The term paramedic often evokes visions of the dramatic, fast–paced and even heroic misconceptions perpetuated, disseminated and sometimes engineered by modern media coverage, and which were, up until only recently, mirrored in paramedic training. In the UK, Australia, the US, Africa and all across the world this largely under-represented and misunderstood profession is undergoing a dramatic change in professional identity, responsibility and education.

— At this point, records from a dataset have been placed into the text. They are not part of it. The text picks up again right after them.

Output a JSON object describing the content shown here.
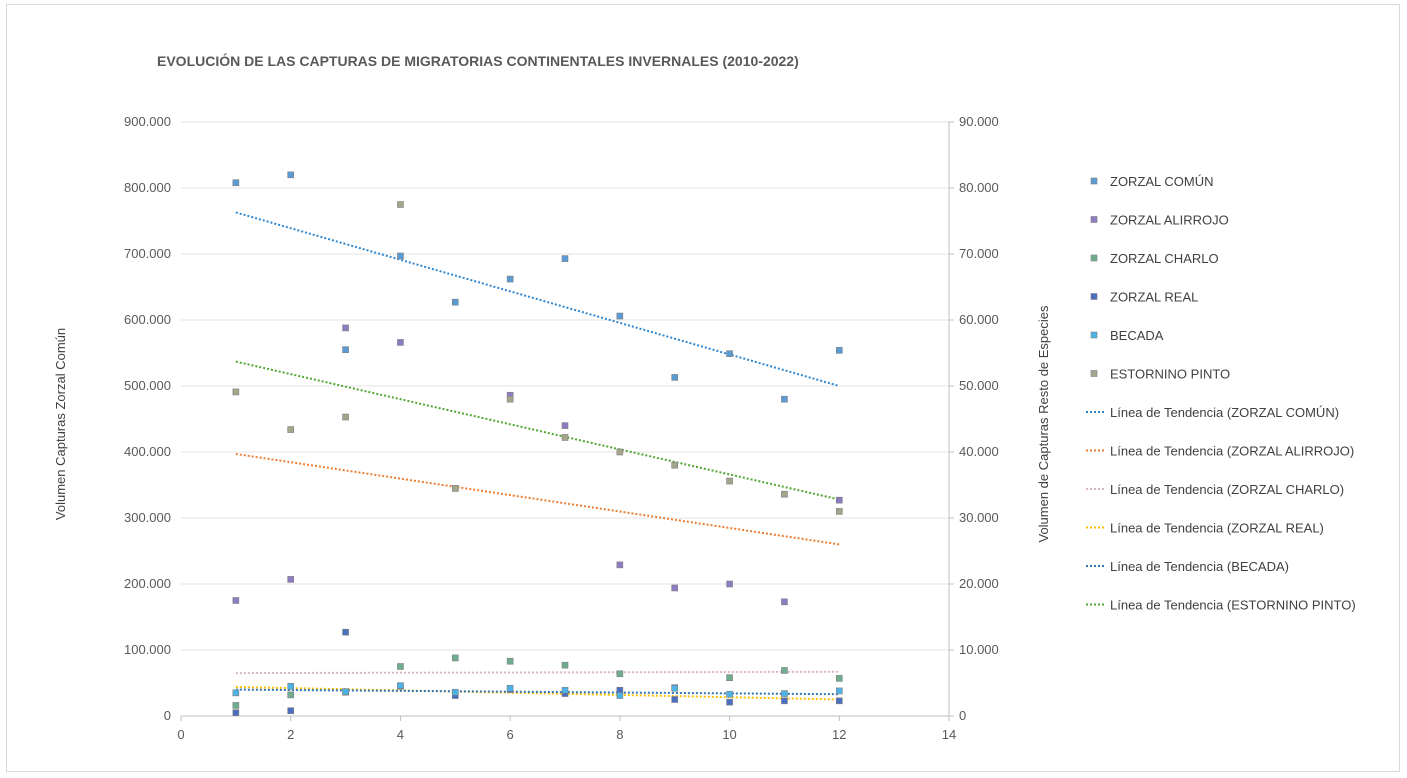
{
  "chart_data": {
    "type": "scatter",
    "title": "EVOLUCIÓN DE LAS CAPTURAS DE MIGRATORIAS CONTINENTALES INVERNALES (2010-2022)",
    "ylabel_left": "Volumen Capturas Zorzal Común",
    "ylabel_right": "Volumen de Capturas Resto de Especies",
    "xlim": [
      0,
      14
    ],
    "x_ticks": [
      "0",
      "2",
      "4",
      "6",
      "8",
      "10",
      "12",
      "14"
    ],
    "ylim_left": [
      0,
      900000
    ],
    "y_ticks_left": [
      "0",
      "100.000",
      "200.000",
      "300.000",
      "400.000",
      "500.000",
      "600.000",
      "700.000",
      "800.000",
      "900.000"
    ],
    "ylim_right": [
      0,
      90000
    ],
    "y_ticks_right": [
      "0",
      "10.000",
      "20.000",
      "30.000",
      "40.000",
      "50.000",
      "60.000",
      "70.000",
      "80.000",
      "90.000"
    ],
    "grid": "horizontal",
    "legend_position": "right",
    "x": [
      1,
      2,
      3,
      4,
      5,
      6,
      7,
      8,
      9,
      10,
      11,
      12
    ],
    "series": [
      {
        "name": "ZORZAL COMÚN",
        "axis": "left",
        "color": "#5b9bd5",
        "values": [
          808000,
          820000,
          555000,
          697000,
          627000,
          662000,
          693000,
          606000,
          513000,
          549000,
          480000,
          554000
        ]
      },
      {
        "name": "ZORZAL ALIRROJO",
        "axis": "right",
        "color": "#8e7cc3",
        "values": [
          17500,
          20700,
          58800,
          56600,
          34500,
          48600,
          44000,
          22900,
          19400,
          20000,
          17300,
          32700
        ]
      },
      {
        "name": "ZORZAL CHARLO",
        "axis": "right",
        "color": "#70ad8f",
        "values": [
          1600,
          3200,
          3600,
          7500,
          8800,
          8300,
          7700,
          6400,
          4300,
          5800,
          6900,
          5700
        ]
      },
      {
        "name": "ZORZAL REAL",
        "axis": "right",
        "color": "#4a6fc0",
        "values": [
          500,
          800,
          12700,
          4500,
          3100,
          4000,
          3400,
          3900,
          2500,
          2100,
          2300,
          2300
        ]
      },
      {
        "name": "BECADA",
        "axis": "right",
        "color": "#4db3e6",
        "values": [
          3500,
          4500,
          3700,
          4600,
          3600,
          4200,
          3900,
          3100,
          4200,
          3300,
          3400,
          3800
        ]
      },
      {
        "name": "ESTORNINO PINTO",
        "axis": "right",
        "color": "#a5a58d",
        "values": [
          49100,
          43400,
          45300,
          77500,
          34500,
          48000,
          42200,
          40000,
          38000,
          35600,
          33600,
          31000
        ]
      }
    ],
    "trendlines": [
      {
        "name": "Línea de Tendencia (ZORZAL COMÚN)",
        "axis": "left",
        "color": "#2e86d0",
        "from": [
          1,
          763000
        ],
        "to": [
          12,
          500000
        ]
      },
      {
        "name": "Línea de Tendencia (ZORZAL ALIRROJO)",
        "axis": "right",
        "color": "#ed7d31",
        "from": [
          1,
          39700
        ],
        "to": [
          12,
          26000
        ]
      },
      {
        "name": "Línea de Tendencia (ZORZAL CHARLO)",
        "axis": "right",
        "color": "#d9b3c6",
        "from": [
          1,
          6500
        ],
        "to": [
          12,
          6700
        ]
      },
      {
        "name": "Línea de Tendencia (ZORZAL REAL)",
        "axis": "right",
        "color": "#ffc000",
        "from": [
          1,
          4400
        ],
        "to": [
          12,
          2500
        ]
      },
      {
        "name": "Línea de Tendencia (BECADA)",
        "axis": "right",
        "color": "#2f75b5",
        "from": [
          1,
          4000
        ],
        "to": [
          12,
          3300
        ]
      },
      {
        "name": "Línea de Tendencia (ESTORNINO PINTO)",
        "axis": "right",
        "color": "#4ea72e",
        "from": [
          1,
          53700
        ],
        "to": [
          12,
          32800
        ]
      }
    ]
  }
}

Rogers and Reynolds (2003) portray such change as the very fabric of social care, while being an unpredictable, disruptive yet continual process of which the notion alone causes alarm. An inevitable aspect of both personal and professional life, change can have multiple impetuses, affect many people, encounter much resistance and is increasingly commonplace in the emergency and unscheduled care arena. Pinnock and Dimmock (2003) argue that without realistic definitions of objectives and outcomes, success cannot be measured and failure can often be rewarded. They further suggest that a service that is clear about its purpose is more likely to be effective than a service that is not, supporting Reynolds’ (2003) argument that an organisation’s primary task can be used as a benchmark to any proposed change. This is a rather disconcerting hypothesis for paramedicine, at a time of mixed attitudes towards the relevance of sociology, psychology, holistic care and conflicting ideologies of its true professional purpose. There has been a recent shift in focus in healthcare management from maintaining the status quo to deliberately stimulating change and encouraging innovation in order to make continual improvements (Martin and Henderson, 2001). With healthcare practitioners (HCP) now being expected to care for their service users (SU) holistically, by taking account of their physical, social and psychological care needs, any stagnant attitudes within this profession need to be challenged and changed, in order to deliver effective biopsychosocial care.